(Previous post on John Gabriel: Calculus 102 (Cauchy Sequences and the Real Numbers))

Alright, now that we’ve tackled the basic definitions and theorems regarding calculus, we can start looking at Gabriel’s first video on calculus.

2. Cauchy’s Kludge

Before we start, let’s play a little game. The above image is a screenshot of Gabriel’s video, and there are two incredibly annoying formal errors in it. They might be nitpicky, and the first one might be either due to the software he uses (is that Geogebra? No idea…) or might just be due to convenience/lazyness – but the second one I think definitely points to Gabriel not knowing how to even use logical notation properly. Or at least in a way that makes any sense. Can you find the two errors?

*ding* – time’s up! So here’s the first one:

\[\color{green}{ f'(0.5)=\lim_{1.72\to0.5}\frac{4.08-6.25}{1.72-0.5}=-1.78 }\]

What the hell is \(\lim_{1.72\to0.5}\) supposed to mean? “As \(1.72\) approaches \(0.5\)”? Fixed numbers can’t approach anything! Only variables can. And if it’s not the actual limit for an actual variable, then the \(f'(0.5)=\ldots\) in front is just plain wrong!
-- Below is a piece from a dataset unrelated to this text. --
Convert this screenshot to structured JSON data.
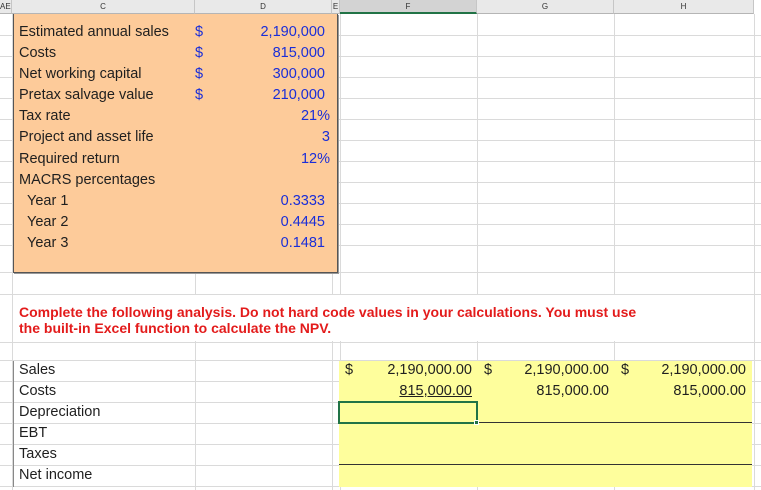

But okay, it might be that this just annoys me because I’m a logician and I’ve been somewhat conditioned to have an eye out for formalities like that – after all, he’s just trying to demonstrate how the derivative results from taking the limit of secant lines. And he’s actually not doing a bad job at it – or rather, I assume, his software isn’t. So let’s assume that this weird \(\lim_{1.72\to0.5}\) is also due to the software. The second error, however…

Here’s Gabriel’s definition of a function limit:

\[\forall \varepsilon\color{red}{(\delta)}>0\;\exists\delta>0:\;\forall x\;(0<\mid x-a\mid <\delta \;\Longrightarrow\; \mid f(x)-L\mid <\varepsilon\color{red}{(\delta)})\]

Compare that to my definition of a function limit:

\[\forall\varepsilon>0\;\exists\delta_{\color{red}{\varepsilon}}>0\;\forall x\in A\; (\mid x-p_0\mid<\delta_{\color{red}{\varepsilon}} \;\Longrightarrow\; \mid f(x)-L\mid<\varepsilon)\]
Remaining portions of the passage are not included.